Given some arbitrary Toeplitz matrix, if I swap two rows, one of the eigenvalues change its sign. For example,
$$X =
\begin{bmatrix}
A & B & C \\
D & A & B \\
E & D & A
\end{bmatrix}$$
and
$$Y = \begin{bmatrix}
D & A & B \\
A & B & C \\
E & D & A
\end{bmatrix}$$
have the same eigenvalues up to sign. I can see this for small examples, but how would I go about proving this?
In particular, if I flip the matrix upside down or left-side-right, half (rounding down) of the eigenvalues flip sign, and the singular values are the same. (It becomes a Hankel matrix.)

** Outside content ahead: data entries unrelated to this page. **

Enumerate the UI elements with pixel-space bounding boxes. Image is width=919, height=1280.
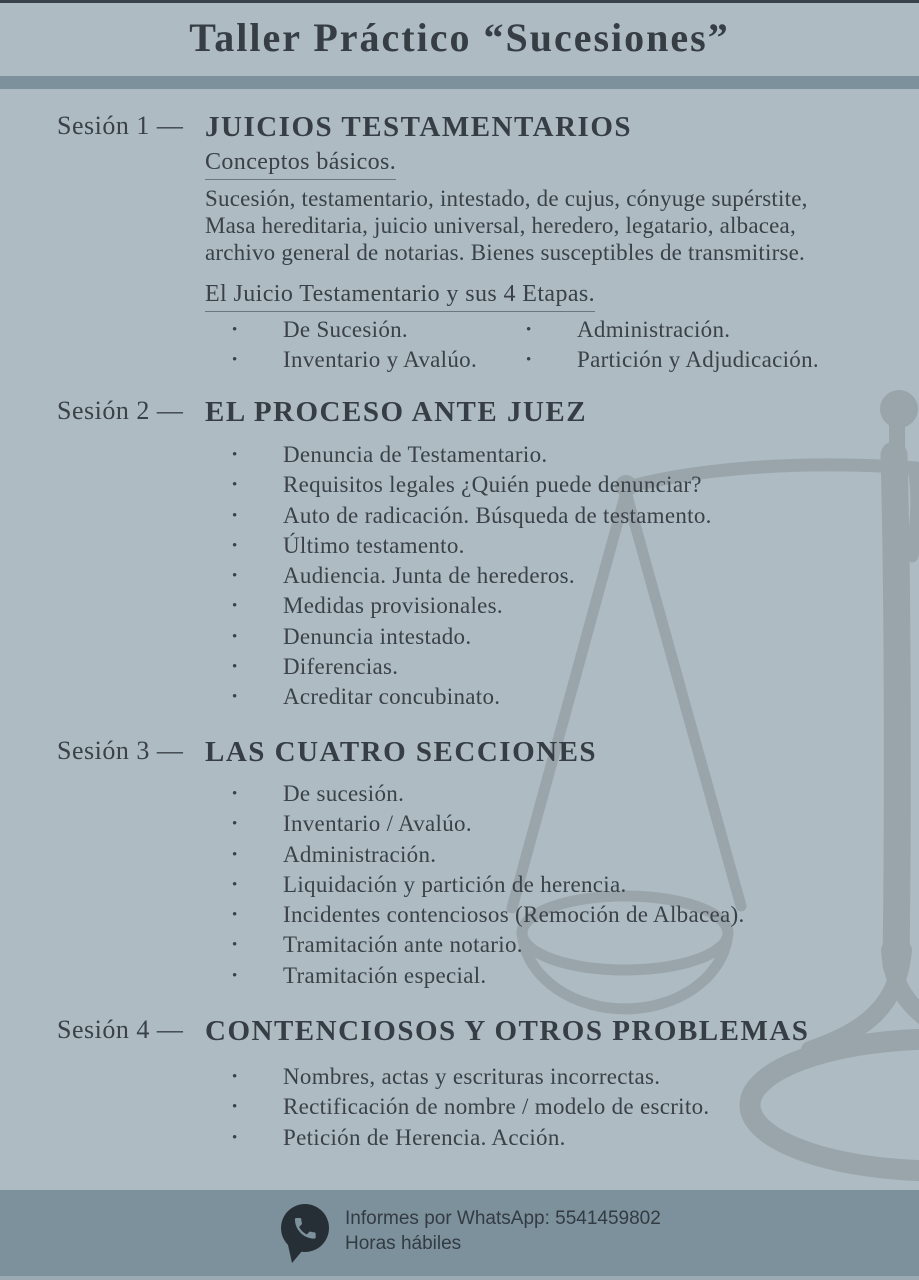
page-title: Taller Práctico “Sucesiones” — [189, 15, 730, 60]
list-item: • Tramitación especial. — [205, 961, 745, 991]
session-2-list — [205, 440, 712, 713]
session-1-subheading-etapas: El Juicio Testamentario y sus 4 Etapas. — [205, 281, 595, 312]
paragraph-line: Sucesión, testamentario, intestado, de cujus, cónyuge supérstite, — [205, 186, 808, 211]
bullet-icon: • — [232, 786, 238, 802]
bottom-edge-strip — [0, 1276, 919, 1280]
footer-contact-bar — [0, 1190, 919, 1280]
list-item: • Último testamento. — [205, 531, 712, 561]
session-4-list — [205, 1062, 709, 1153]
bullet-icon: • — [232, 1069, 238, 1085]
list-item: Inventario y Avalúo. — [283, 347, 477, 373]
bullet-icon: • — [232, 937, 238, 954]
session-4-heading: CONTENCIOSOS Y OTROS PROBLEMAS — [205, 1015, 810, 1047]
hours-line: Horas hábiles — [345, 1233, 462, 1254]
bullet-icon: • — [232, 689, 238, 706]
list-item: • Audiencia. Junta de herederos. — [205, 561, 712, 591]
list-item: • Auto de radicación. Búsqueda de testamento. — [205, 501, 712, 531]
bullet-icon: • — [232, 876, 238, 893]
list-item: • Inventario / Avalúo. — [205, 809, 745, 839]
bullet-icon: • — [232, 816, 238, 833]
list-item: • De sucesión. — [205, 779, 745, 809]
list-item: • Nombres, actas y escrituras incorrectas. — [205, 1062, 709, 1092]
session-3-label: Sesión 3 — — [57, 736, 184, 765]
session-1-heading: JUICIOS TESTAMENTARIOS — [205, 111, 633, 143]
session-2-label: Sesión 2 — — [57, 396, 184, 425]
bullet-icon: • — [232, 598, 238, 615]
session-3-list — [205, 779, 745, 991]
bullet-icon: • — [232, 967, 238, 984]
bullet-icon: • — [232, 846, 238, 863]
session-4-label: Sesión 4 — — [57, 1015, 184, 1044]
list-item: • Incidentes contenciosos (Remoción de Albacea). — [205, 900, 745, 930]
session-2-heading: EL PROCESO ANTE JUEZ — [205, 396, 588, 428]
session-1-subheading-conceptos: Conceptos básicos. — [205, 149, 396, 180]
paragraph-line: archivo general de notarias. Bienes susceptibles de transmitirse. — [205, 240, 805, 265]
list-item: Partición y Adjudicación. — [577, 347, 819, 373]
list-item: • Denuncia de Testamentario. — [205, 440, 712, 470]
list-item: • Administración. — [205, 840, 745, 870]
bullet-icon: • — [232, 659, 238, 676]
list-item: • Denuncia intestado. — [205, 622, 712, 652]
bullet-icon: • — [526, 352, 532, 369]
session-1-paragraph — [205, 185, 808, 266]
bullet-icon: • — [232, 352, 238, 369]
bullet-icon: • — [232, 568, 238, 585]
list-item: • Acreditar concubinato. — [205, 682, 712, 712]
bullet-icon: • — [232, 628, 238, 645]
whatsapp-phone-icon — [280, 1203, 332, 1269]
list-item: • Rectificación de nombre / modelo de escrito. — [205, 1092, 709, 1122]
list-item: • Medidas provisionales. — [205, 591, 712, 621]
footer-contact-text — [345, 1206, 661, 1256]
bullet-icon: • — [232, 1129, 238, 1146]
whatsapp-info-line: Informes por WhatsApp: 5541459802 — [345, 1208, 661, 1229]
session-1-label: Sesión 1 — — [57, 111, 184, 140]
list-item: • Diferencias. — [205, 652, 712, 682]
bullet-icon: • — [526, 322, 532, 338]
title-divider-band — [0, 76, 919, 89]
session-3-heading: LAS CUATRO SECCIONES — [205, 736, 598, 768]
list-item: De Sucesión. — [283, 317, 408, 342]
bullet-icon: • — [232, 507, 238, 524]
list-item: Administración. — [577, 317, 731, 342]
list-item: • Requisitos legales ¿Quién puede denunciar? — [205, 470, 712, 500]
bullet-icon: • — [232, 537, 238, 554]
list-item: • Liquidación y partición de herencia. — [205, 870, 745, 900]
list-item: • Petición de Herencia. Acción. — [205, 1123, 709, 1153]
list-item: • Tramitación ante notario. — [205, 930, 745, 960]
bullet-icon: • — [232, 477, 238, 494]
bullet-icon: • — [232, 447, 238, 463]
bullet-icon: • — [232, 907, 238, 924]
bullet-icon: • — [232, 1099, 238, 1116]
paragraph-line: Masa hereditaria, juicio universal, heredero, legatario, albacea, — [205, 213, 796, 238]
bullet-icon: • — [232, 322, 238, 338]
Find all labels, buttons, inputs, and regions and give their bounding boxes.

Numerical demonstration with MATLAB code:
d = 5;
X = toeplitz(randn(d,1));
-0.8655 -0.1765 0.7914 -1.3320 -2.3299
-0.1765 -0.8655 -0.1765 0.7914 -1.3320
0.7914 -0.1765 -0.8655 -0.1765 0.7914
-1.3320 0.7914 -0.1765 -0.8655 -0.1765
-2.3299 -1.3320 0.7914 -0.1765 -0.8655
J = flipud(eye(d));
0 0 0 0 1
0 0 0 1 0
0 0 1 0 0
0 1 0 0 0
1 0 0 0 0
svd(X)'
4.0897 2.0381 1.8456 0.8649 0.8198
svd(X*J)'
4.0897 2.0381 1.8456 0.8649 0.8198
eig(X)'
-4.0897 -2.0381 -0.8649 0.8198 1.8456
eig(X*J)'
-4.0897 -1.8456 -0.8649 0.8198 2.0381
eig(J*X)'
-4.0897 -1.8456 -0.8649 0.8198 2.0381
EDIT: non-symmetric toeplitz example
Best Answer
What you claim is not necessarily true if you swap two rows arbitrarily. It is easy to generate a random counterexample by computer. However, if $J$ is the backward identity matrix (as shown in your MATLAB code), then the eigenvalues of $JA$ (or $AJ$, which is similar to $JA$) and $A$ are identical except that $\lfloor \frac n2\rfloor$ pairs of them have different signs.
The essential reason behind this phenomenon is that a symmetric Toeplitz matrix has an eigenbasis in which $\lceil \frac n2\rceil$ eigenvectors $v$ are "symmetric" (i.e. $Jv=v$) and the remaining $\lfloor \frac n2\rfloor$ are "skew-symmetric" ($Jv=-v$).
So, if $v$ is a symmetric eigenvector corresponding to an eigenvalue $\lambda$, we have $JAv=J(\lambda v)=\lambda Jv=\lambda v$, i.e. $\lambda$ is also an eigenvalue of $JA$.
In contrast, if $v$ is a skew-symmetric eigenvector corresponding to some eigenvalue $\lambda$, then $JAv=J(\lambda v)=\lambda Jv=-\lambda v$, i.e. the sign of the eigenvalue is flipped in $JA$.